As the name would suggest, the key to a perfect slow pour and getting that fantastic dome of foam is to take your time with the pour, but Bamforth reminds us that you shouldn’t be timid in the process.
With a standard tap, it takes a vigorous pour down to the center of the bottom of the glass, where the force separates the carbon dioxide, creating foam. Continuously doing this will keep building upon that foam while the liquid drops down until you achieve the ratio desired. What you should avoid is the weak sliding-down-the-side-of-the-glass pour from a standard tap. That won’t achieve the proper results.
“You want to see the beer splash into the glass,” Bamforth says.
There are other tap-handle options, such as the side handle, which is more of a ball-valve mechanism that controls the level of foam or liquid that is allowed into a glass. This is more common in parts of lager-loving Europe and is often seen around this country attached to a Pilsner Urquell–branded tower.
In fact, that brewery often promotes various pours with increasingly dense levels of foam. Each, tasted side by side by side, winds up tasting different from the others. Bamforth makes it clear that he hasn’t done scientific trials to see whether the flavor of a beer is altered if it receives the slow-pour treatment but notes that “the larger factor in play here is the foam and the psychology and beauty of it and the storyline the pour tells. Maybe there is a flavor difference; maybe it has lost a bit of its fizzy nature, and you get a mellower mouthfeel, depending on how much of the CO2 has dropped out of the solution. But, I think the visual triggers are more important than the taste ones.”
Although any style of beer can benefit from the practice, lagers seem to be enjoying the slow-pour spotlight these days. At the Suarez Family Brewery in New York’s Hudson Valley, Owner and Brewer Dan Suarez regularly serves his lager in 25-centiliter glasses and only as a slow pour.
“I think it’s the proper way to do it,” he says. “If your going do something right, you’re going to want to give it the best presentation and in its finest form, and I think that pouring a beer with a proper head is only proper. What I tell people is that it’s not a gimmick. It’s something super special. It enhances the experience.”

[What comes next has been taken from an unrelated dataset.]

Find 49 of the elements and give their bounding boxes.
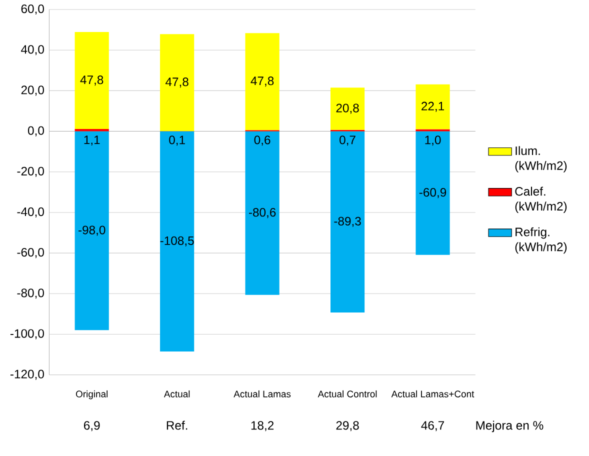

Suarez, like other brewers who swear by the practice, can barely contain his excitement and reverence when talking about the slow pour.
“You drink with your eyes first, so it just looks great when it’s served, but equal to that is the mouthfeel. When you knock out some of that CO2 from the solution, the body is more supple, and it volatizes the aromatic compounds, and that provides a pop in the nose.”
From a nitro pour to traditional CO2 pours to even cask ale poured through a beer engine outfitted with a sparkler, the slow-poured beer is dominated by creaminess. For the uninitiated, the idea of having to wait for a beer to be poured, especially a lager, can be strange; but Suarez, the folks at Bierstadt, and others are usually ready with a response. And in the case of Suarez, it really takes only about a minute and a half for the beer to be poured and ready.
“I think the slow pour speaks to the lizard brain [the most primitive part of the brain] of most people,” Suarez says. “Waiting a little bit builds the anticipation, gives them a special experience, and anyone who might have grumbled in the beginning is usually saying it’s pretty cool afterwards.” And to help prevent anyone from accusing the brewery of cheating them out of liquid, their glasses have a fill line to ensure that the proper ratio is achieved.
Then, of course, come the cell-phone shots and social-media uploads.
While those who have regular access to these pours might swear by the value of waiting, it’s unlikely that the slow pour will become the default beer pour.
“Most people are not prepared to do this patience thing,” says Bamforth.